If you're not familiar, Free Country has been producing outerwear for 24-years and in that time expanded from a men's only line to include ladies collection, kids division and most recently a swimwear department. In a time where all we seem to hear in the news are tales of economic woe and downsizing, any company managing to not only survive but flourish is clearly doing something right!

With Free Country the formula for success has been fairly straight forward: Quality outerwear doesn't mean dressing for an exclusive club. Rather, universally great looks coupled to easy-going prices means gear that simply looks as good in the street as it does the remote mountainside. No need to take our word on the success of the formula; simply browsing their website ( reveals a massive assortment of outerwear for nearly every need and budget. Deciding upon a single product to test was no easy task!

After much deliberation, we opted for the women's Spectral Soft Shell in satin/ silver on account of the fact that winter was turning to spring as we were compiling for this issue and there is no denying the usefulness of a riding jacket in the oft-bipolar climate that is Western NY.

The Spectral Soft Shell features:

Water Resistance
Wind Resistance
Detachable Hood
Soft Chin Protector
Tricot Lined Arms for Easy On/Off
Machine Washability
Velcro adjustable cuffs
Contrast Color Trims

We know, we've put you through product specs and introductions but what you really want to know is how it performed out on the trails. The short answer: spectacularly. Fit and finish are top notch; a fact revealed the moment you touch the soft flexible outershell and even more ingrained once you slip it on. Tricot lining and silky along the skin contact spots, making putting the jacket on and sliding it off completely effortless and little details like a softer material with the collar meets with the chin hint toward impeccable attention to detail.

In action the jacket is just warm enough to make riding in those bitterly chilly pre-dawn hours wonderfully painless but the real magic begins once water finds its way across the jacket's surface. And with spring dew flinging from tires and dripping from the forest canopy overhead, this didn't take long for us even on the days it didn't rain. A water resistant membrane works to bead up water and wick it away from the Soft Shell's surface without the dreaded crinkle and stiffness of inferior products. In fact, never does this feature interrupt the flexibility of the outershell or the soft, warm interior lining.

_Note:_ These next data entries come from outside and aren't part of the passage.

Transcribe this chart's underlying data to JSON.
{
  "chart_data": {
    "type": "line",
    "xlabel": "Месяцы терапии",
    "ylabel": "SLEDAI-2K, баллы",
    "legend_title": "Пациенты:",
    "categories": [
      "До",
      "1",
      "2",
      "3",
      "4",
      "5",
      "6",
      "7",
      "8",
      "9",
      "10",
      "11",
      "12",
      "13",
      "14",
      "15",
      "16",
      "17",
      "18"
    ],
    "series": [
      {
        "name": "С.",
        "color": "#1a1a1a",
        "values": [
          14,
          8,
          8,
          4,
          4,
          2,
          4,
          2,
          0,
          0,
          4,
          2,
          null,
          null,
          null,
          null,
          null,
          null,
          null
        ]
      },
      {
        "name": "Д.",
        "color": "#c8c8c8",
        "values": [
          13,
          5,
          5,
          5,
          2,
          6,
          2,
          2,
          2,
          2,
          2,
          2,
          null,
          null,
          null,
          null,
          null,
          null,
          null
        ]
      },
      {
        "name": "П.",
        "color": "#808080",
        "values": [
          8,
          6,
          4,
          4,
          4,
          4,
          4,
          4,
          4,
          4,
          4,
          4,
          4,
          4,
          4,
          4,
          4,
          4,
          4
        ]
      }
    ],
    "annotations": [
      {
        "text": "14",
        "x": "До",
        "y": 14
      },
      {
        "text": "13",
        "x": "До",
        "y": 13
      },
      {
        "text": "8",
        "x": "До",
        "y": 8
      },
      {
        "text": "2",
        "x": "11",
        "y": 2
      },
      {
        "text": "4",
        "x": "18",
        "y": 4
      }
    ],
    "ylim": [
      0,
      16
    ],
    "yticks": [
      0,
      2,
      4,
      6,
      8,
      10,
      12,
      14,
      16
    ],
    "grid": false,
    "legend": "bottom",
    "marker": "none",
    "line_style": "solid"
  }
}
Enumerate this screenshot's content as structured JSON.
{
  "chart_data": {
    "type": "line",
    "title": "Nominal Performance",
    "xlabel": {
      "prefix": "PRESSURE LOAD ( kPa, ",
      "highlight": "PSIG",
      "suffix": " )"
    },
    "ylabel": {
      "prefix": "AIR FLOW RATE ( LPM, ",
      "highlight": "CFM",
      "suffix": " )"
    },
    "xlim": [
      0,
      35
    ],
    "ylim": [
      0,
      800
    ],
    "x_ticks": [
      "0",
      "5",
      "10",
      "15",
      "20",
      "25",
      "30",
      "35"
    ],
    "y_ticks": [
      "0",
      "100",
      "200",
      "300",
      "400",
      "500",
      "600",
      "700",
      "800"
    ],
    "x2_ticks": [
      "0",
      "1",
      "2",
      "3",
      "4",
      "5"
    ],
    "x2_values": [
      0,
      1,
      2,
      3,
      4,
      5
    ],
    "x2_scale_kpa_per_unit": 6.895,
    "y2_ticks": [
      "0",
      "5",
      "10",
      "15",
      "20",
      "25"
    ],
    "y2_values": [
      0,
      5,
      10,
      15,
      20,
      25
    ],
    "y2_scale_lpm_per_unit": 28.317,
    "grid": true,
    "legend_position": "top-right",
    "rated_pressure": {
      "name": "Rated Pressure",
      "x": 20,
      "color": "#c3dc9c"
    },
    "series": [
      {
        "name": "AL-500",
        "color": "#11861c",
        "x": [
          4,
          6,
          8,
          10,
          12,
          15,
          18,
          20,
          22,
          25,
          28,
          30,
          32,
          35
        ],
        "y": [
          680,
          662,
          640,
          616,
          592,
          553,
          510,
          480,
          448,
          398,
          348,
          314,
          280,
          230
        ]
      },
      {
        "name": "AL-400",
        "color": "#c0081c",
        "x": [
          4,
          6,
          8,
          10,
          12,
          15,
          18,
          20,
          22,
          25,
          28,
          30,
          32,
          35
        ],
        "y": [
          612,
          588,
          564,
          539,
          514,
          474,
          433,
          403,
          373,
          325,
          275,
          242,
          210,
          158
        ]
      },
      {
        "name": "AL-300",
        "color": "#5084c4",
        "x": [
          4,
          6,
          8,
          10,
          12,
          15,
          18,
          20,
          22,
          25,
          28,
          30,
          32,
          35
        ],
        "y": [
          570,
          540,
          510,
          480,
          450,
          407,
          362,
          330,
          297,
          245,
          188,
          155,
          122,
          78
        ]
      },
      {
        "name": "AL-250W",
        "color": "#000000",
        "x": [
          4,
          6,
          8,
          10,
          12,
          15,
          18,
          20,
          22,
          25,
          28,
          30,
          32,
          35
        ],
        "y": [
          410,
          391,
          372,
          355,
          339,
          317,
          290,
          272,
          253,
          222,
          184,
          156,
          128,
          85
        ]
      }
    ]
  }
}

Since all purpose-driven gear is usually a compromise, we feared the breeze and water resistance would come at a cost of poor breathe-ability. Fortunately, thanks to a combination of well-thought interior materials and a fit that allows for cracking the zipper without flapping around when needed, we never felt that the jacket was overly stifling. Of course, it should be noted that it is heavier than a simple windbreaker and thus more suited for use in the transition seasons of spring and fall than in the heat of summer, though we were able to put it to use throughout a majority of May and June thanks to early morning mountain temps that hovered near the freezing mark despite noontime temps in the 80s.

All in all, we came away very impressed with the Free Country Spectral. While this review represents our first foray with the company and their products, we can state with certainty that it will not be our last. Gear that fits well, works better than advertised and can be pressed into service both on the trails and at that cafe are always in short supply around here. Perhaps best of all, at the time of this review's writing, Free Country is selling them for $50 (down from $100) & with free shipping, we're tempted to stock pile up on every available color offered.